Hidden was the tenth title in P. C. Cast and Kristin Cast’s House of Night YA vampire series, while Black Dawn and Bitter Blood by Rachel Caine (Roxanne Longstreet Conrad) were the twelfth and thirteenth volumes, respectively, in The Morganville Vampires series.
A girl investigated the death of her best friend, who was killed by a white werewolf, in Hemlock, the first volume in a trilogy by Kathleen Peacock, and Taken by Storm was the third book in Jennifer Lynn Barnes’s Raised by Wolves series.
A suicidal teenager and five others took refuge from zombies in a local high school in Courtney Summers’s This is Not a Test, and a group of school kids on a field trip in the mountains came across zombies in Gravediggers: Mountain of Bones, the first in a series by Christopher Krovatin. Sean Beaudoin’s The Infects was also about a group of teens battling zombies.
Ilsa J. Bick’s Shadows was the sequel to the author’s post-apocalyptic Ashes, while Flesh & Bone was the third in Jonathan Maberry’s post-apocalyptic YA zombie series that began with Rot & Ruin.
The Sacrifice was the fourth book in Charlie Higson’s The Enemy zombie series.
Ellen Datlow and Terri Windling edited After: Nineteen Stories of Apocalypse and Dystopia for Disney’s YA Hyperion imprint.

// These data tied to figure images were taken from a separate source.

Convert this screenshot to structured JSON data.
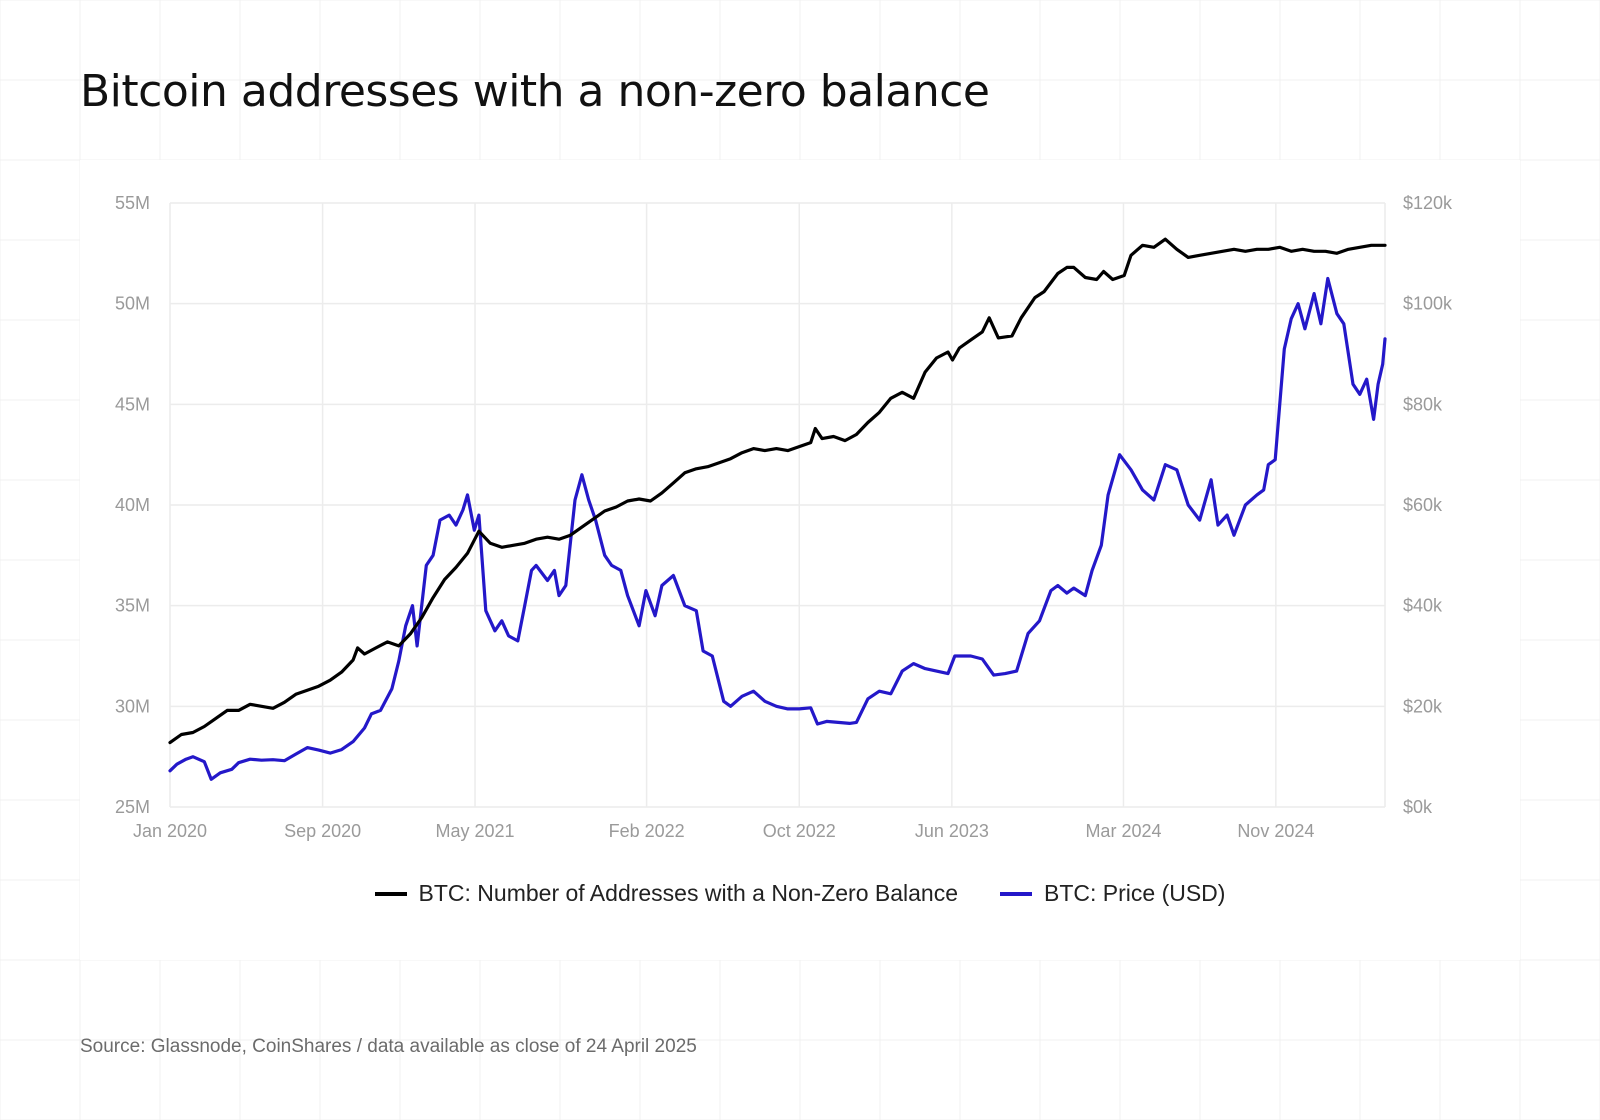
{
  "title": "Bitcoin addresses with a non-zero balance",
  "source": "Source: Glassnode, CoinShares / data available as close of 24 April 2025",
  "chart_data": {
    "type": "line",
    "title": "Bitcoin addresses with a non-zero balance",
    "x_ticks": [
      "Jan 2020",
      "Sep 2020",
      "May 2021",
      "Feb 2022",
      "Oct 2022",
      "Jun 2023",
      "Mar 2024",
      "Nov 2024"
    ],
    "x_tick_positions": [
      2020.0,
      2020.667,
      2021.333,
      2022.083,
      2022.75,
      2023.417,
      2024.167,
      2024.833
    ],
    "xlim": [
      2020.0,
      2025.31
    ],
    "y_left": {
      "ticks": [
        "25M",
        "30M",
        "35M",
        "40M",
        "45M",
        "50M",
        "55M"
      ],
      "ylim": [
        25,
        55
      ]
    },
    "y_right": {
      "ticks": [
        "$0k",
        "$20k",
        "$40k",
        "$60k",
        "$80k",
        "$100k",
        "$120k"
      ],
      "ylim": [
        0,
        120
      ]
    },
    "grid": true,
    "legend_position": "bottom",
    "series": [
      {
        "name": "BTC: Number of Addresses with a Non-Zero Balance",
        "axis": "left",
        "unit": "M",
        "color": "#000000",
        "points": [
          [
            2020.0,
            28.2
          ],
          [
            2020.05,
            28.6
          ],
          [
            2020.1,
            28.7
          ],
          [
            2020.15,
            29.0
          ],
          [
            2020.2,
            29.4
          ],
          [
            2020.25,
            29.8
          ],
          [
            2020.3,
            29.8
          ],
          [
            2020.35,
            30.1
          ],
          [
            2020.4,
            30.0
          ],
          [
            2020.45,
            29.9
          ],
          [
            2020.5,
            30.2
          ],
          [
            2020.55,
            30.6
          ],
          [
            2020.6,
            30.8
          ],
          [
            2020.65,
            31.0
          ],
          [
            2020.7,
            31.3
          ],
          [
            2020.75,
            31.7
          ],
          [
            2020.8,
            32.3
          ],
          [
            2020.82,
            32.9
          ],
          [
            2020.85,
            32.6
          ],
          [
            2020.9,
            32.9
          ],
          [
            2020.95,
            33.2
          ],
          [
            2021.0,
            33.0
          ],
          [
            2021.05,
            33.6
          ],
          [
            2021.1,
            34.4
          ],
          [
            2021.15,
            35.4
          ],
          [
            2021.2,
            36.3
          ],
          [
            2021.25,
            36.9
          ],
          [
            2021.3,
            37.6
          ],
          [
            2021.35,
            38.7
          ],
          [
            2021.4,
            38.1
          ],
          [
            2021.45,
            37.9
          ],
          [
            2021.5,
            38.0
          ],
          [
            2021.55,
            38.1
          ],
          [
            2021.6,
            38.3
          ],
          [
            2021.65,
            38.4
          ],
          [
            2021.7,
            38.3
          ],
          [
            2021.75,
            38.5
          ],
          [
            2021.8,
            38.9
          ],
          [
            2021.85,
            39.3
          ],
          [
            2021.9,
            39.7
          ],
          [
            2021.95,
            39.9
          ],
          [
            2022.0,
            40.2
          ],
          [
            2022.05,
            40.3
          ],
          [
            2022.1,
            40.2
          ],
          [
            2022.15,
            40.6
          ],
          [
            2022.2,
            41.1
          ],
          [
            2022.25,
            41.6
          ],
          [
            2022.3,
            41.8
          ],
          [
            2022.35,
            41.9
          ],
          [
            2022.4,
            42.1
          ],
          [
            2022.45,
            42.3
          ],
          [
            2022.5,
            42.6
          ],
          [
            2022.55,
            42.8
          ],
          [
            2022.6,
            42.7
          ],
          [
            2022.65,
            42.8
          ],
          [
            2022.7,
            42.7
          ],
          [
            2022.75,
            42.9
          ],
          [
            2022.8,
            43.1
          ],
          [
            2022.82,
            43.8
          ],
          [
            2022.85,
            43.3
          ],
          [
            2022.9,
            43.4
          ],
          [
            2022.95,
            43.2
          ],
          [
            2023.0,
            43.5
          ],
          [
            2023.05,
            44.1
          ],
          [
            2023.1,
            44.6
          ],
          [
            2023.15,
            45.3
          ],
          [
            2023.2,
            45.6
          ],
          [
            2023.25,
            45.3
          ],
          [
            2023.3,
            46.6
          ],
          [
            2023.35,
            47.3
          ],
          [
            2023.4,
            47.6
          ],
          [
            2023.42,
            47.2
          ],
          [
            2023.45,
            47.8
          ],
          [
            2023.5,
            48.2
          ],
          [
            2023.55,
            48.6
          ],
          [
            2023.58,
            49.3
          ],
          [
            2023.62,
            48.3
          ],
          [
            2023.68,
            48.4
          ],
          [
            2023.72,
            49.3
          ],
          [
            2023.78,
            50.3
          ],
          [
            2023.82,
            50.6
          ],
          [
            2023.88,
            51.5
          ],
          [
            2023.92,
            51.8
          ],
          [
            2023.95,
            51.8
          ],
          [
            2024.0,
            51.3
          ],
          [
            2024.05,
            51.2
          ],
          [
            2024.08,
            51.6
          ],
          [
            2024.12,
            51.2
          ],
          [
            2024.17,
            51.4
          ],
          [
            2024.2,
            52.4
          ],
          [
            2024.25,
            52.9
          ],
          [
            2024.3,
            52.8
          ],
          [
            2024.35,
            53.2
          ],
          [
            2024.4,
            52.7
          ],
          [
            2024.45,
            52.3
          ],
          [
            2024.5,
            52.4
          ],
          [
            2024.55,
            52.5
          ],
          [
            2024.6,
            52.6
          ],
          [
            2024.65,
            52.7
          ],
          [
            2024.7,
            52.6
          ],
          [
            2024.75,
            52.7
          ],
          [
            2024.8,
            52.7
          ],
          [
            2024.85,
            52.8
          ],
          [
            2024.9,
            52.6
          ],
          [
            2024.95,
            52.7
          ],
          [
            2025.0,
            52.6
          ],
          [
            2025.05,
            52.6
          ],
          [
            2025.1,
            52.5
          ],
          [
            2025.15,
            52.7
          ],
          [
            2025.2,
            52.8
          ],
          [
            2025.25,
            52.9
          ],
          [
            2025.31,
            52.9
          ]
        ]
      },
      {
        "name": "BTC: Price (USD)",
        "axis": "right",
        "unit": "k",
        "color": "#2418c9",
        "points": [
          [
            2020.0,
            7.2
          ],
          [
            2020.03,
            8.5
          ],
          [
            2020.07,
            9.5
          ],
          [
            2020.1,
            10.0
          ],
          [
            2020.15,
            9.0
          ],
          [
            2020.18,
            5.5
          ],
          [
            2020.22,
            6.8
          ],
          [
            2020.27,
            7.5
          ],
          [
            2020.3,
            8.8
          ],
          [
            2020.35,
            9.5
          ],
          [
            2020.4,
            9.3
          ],
          [
            2020.45,
            9.4
          ],
          [
            2020.5,
            9.2
          ],
          [
            2020.55,
            10.5
          ],
          [
            2020.6,
            11.8
          ],
          [
            2020.65,
            11.3
          ],
          [
            2020.7,
            10.7
          ],
          [
            2020.75,
            11.4
          ],
          [
            2020.8,
            13.0
          ],
          [
            2020.85,
            15.7
          ],
          [
            2020.88,
            18.5
          ],
          [
            2020.92,
            19.2
          ],
          [
            2020.97,
            23.5
          ],
          [
            2021.0,
            29.0
          ],
          [
            2021.03,
            36.0
          ],
          [
            2021.06,
            40.0
          ],
          [
            2021.08,
            32.0
          ],
          [
            2021.12,
            48.0
          ],
          [
            2021.15,
            50.0
          ],
          [
            2021.18,
            57.0
          ],
          [
            2021.22,
            58.0
          ],
          [
            2021.25,
            56.0
          ],
          [
            2021.28,
            59.0
          ],
          [
            2021.3,
            62.0
          ],
          [
            2021.33,
            55.0
          ],
          [
            2021.35,
            58.0
          ],
          [
            2021.38,
            39.0
          ],
          [
            2021.42,
            35.0
          ],
          [
            2021.45,
            37.0
          ],
          [
            2021.48,
            34.0
          ],
          [
            2021.52,
            33.0
          ],
          [
            2021.55,
            40.0
          ],
          [
            2021.58,
            47.0
          ],
          [
            2021.6,
            48.0
          ],
          [
            2021.65,
            45.0
          ],
          [
            2021.68,
            47.0
          ],
          [
            2021.7,
            42.0
          ],
          [
            2021.73,
            44.0
          ],
          [
            2021.77,
            61.0
          ],
          [
            2021.8,
            66.0
          ],
          [
            2021.83,
            61.0
          ],
          [
            2021.86,
            57.0
          ],
          [
            2021.9,
            50.0
          ],
          [
            2021.93,
            48.0
          ],
          [
            2021.97,
            47.0
          ],
          [
            2022.0,
            42.0
          ],
          [
            2022.05,
            36.0
          ],
          [
            2022.08,
            43.0
          ],
          [
            2022.12,
            38.0
          ],
          [
            2022.15,
            44.0
          ],
          [
            2022.2,
            46.0
          ],
          [
            2022.25,
            40.0
          ],
          [
            2022.3,
            39.0
          ],
          [
            2022.33,
            31.0
          ],
          [
            2022.37,
            30.0
          ],
          [
            2022.42,
            21.0
          ],
          [
            2022.45,
            20.0
          ],
          [
            2022.5,
            22.0
          ],
          [
            2022.55,
            23.0
          ],
          [
            2022.6,
            21.0
          ],
          [
            2022.65,
            20.0
          ],
          [
            2022.7,
            19.5
          ],
          [
            2022.75,
            19.5
          ],
          [
            2022.8,
            19.7
          ],
          [
            2022.83,
            16.5
          ],
          [
            2022.87,
            17.0
          ],
          [
            2022.92,
            16.8
          ],
          [
            2022.97,
            16.6
          ],
          [
            2023.0,
            16.8
          ],
          [
            2023.05,
            21.5
          ],
          [
            2023.1,
            23.0
          ],
          [
            2023.15,
            22.5
          ],
          [
            2023.2,
            27.0
          ],
          [
            2023.25,
            28.5
          ],
          [
            2023.3,
            27.5
          ],
          [
            2023.35,
            27.0
          ],
          [
            2023.4,
            26.5
          ],
          [
            2023.43,
            30.0
          ],
          [
            2023.5,
            30.0
          ],
          [
            2023.55,
            29.4
          ],
          [
            2023.6,
            26.2
          ],
          [
            2023.65,
            26.5
          ],
          [
            2023.7,
            27.0
          ],
          [
            2023.75,
            34.5
          ],
          [
            2023.8,
            37.0
          ],
          [
            2023.85,
            43.0
          ],
          [
            2023.88,
            44.0
          ],
          [
            2023.92,
            42.5
          ],
          [
            2023.95,
            43.5
          ],
          [
            2024.0,
            42.0
          ],
          [
            2024.03,
            47.0
          ],
          [
            2024.07,
            52.0
          ],
          [
            2024.1,
            62.0
          ],
          [
            2024.15,
            70.0
          ],
          [
            2024.2,
            67.0
          ],
          [
            2024.25,
            63.0
          ],
          [
            2024.3,
            61.0
          ],
          [
            2024.35,
            68.0
          ],
          [
            2024.4,
            67.0
          ],
          [
            2024.45,
            60.0
          ],
          [
            2024.5,
            57.0
          ],
          [
            2024.55,
            65.0
          ],
          [
            2024.58,
            56.0
          ],
          [
            2024.62,
            58.0
          ],
          [
            2024.65,
            54.0
          ],
          [
            2024.7,
            60.0
          ],
          [
            2024.75,
            62.0
          ],
          [
            2024.78,
            63.0
          ],
          [
            2024.8,
            68.0
          ],
          [
            2024.83,
            69.0
          ],
          [
            2024.87,
            91.0
          ],
          [
            2024.9,
            97.0
          ],
          [
            2024.93,
            100.0
          ],
          [
            2024.96,
            95.0
          ],
          [
            2025.0,
            102.0
          ],
          [
            2025.03,
            96.0
          ],
          [
            2025.06,
            105.0
          ],
          [
            2025.1,
            98.0
          ],
          [
            2025.13,
            96.0
          ],
          [
            2025.17,
            84.0
          ],
          [
            2025.2,
            82.0
          ],
          [
            2025.23,
            85.0
          ],
          [
            2025.26,
            77.0
          ],
          [
            2025.28,
            84.0
          ],
          [
            2025.3,
            88.0
          ],
          [
            2025.31,
            93.0
          ]
        ]
      }
    ]
  }
}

Among the authors included were Carol Emshwiller, Caitlín R. Kiernan, Garth Nix and Jane Yolen.
Translated by Marlaine Delargy, Let the Old Dreams Die and Other Stories was the first English-language edition of a 2006 collection by John Ajvide Lindqvist. It included eleven stories (including a sequel-of-sorts to Let the Right One In and a novella follow-up to Handling the Dead), along with the author’s foreword to the original Swedish edition and a new afterword.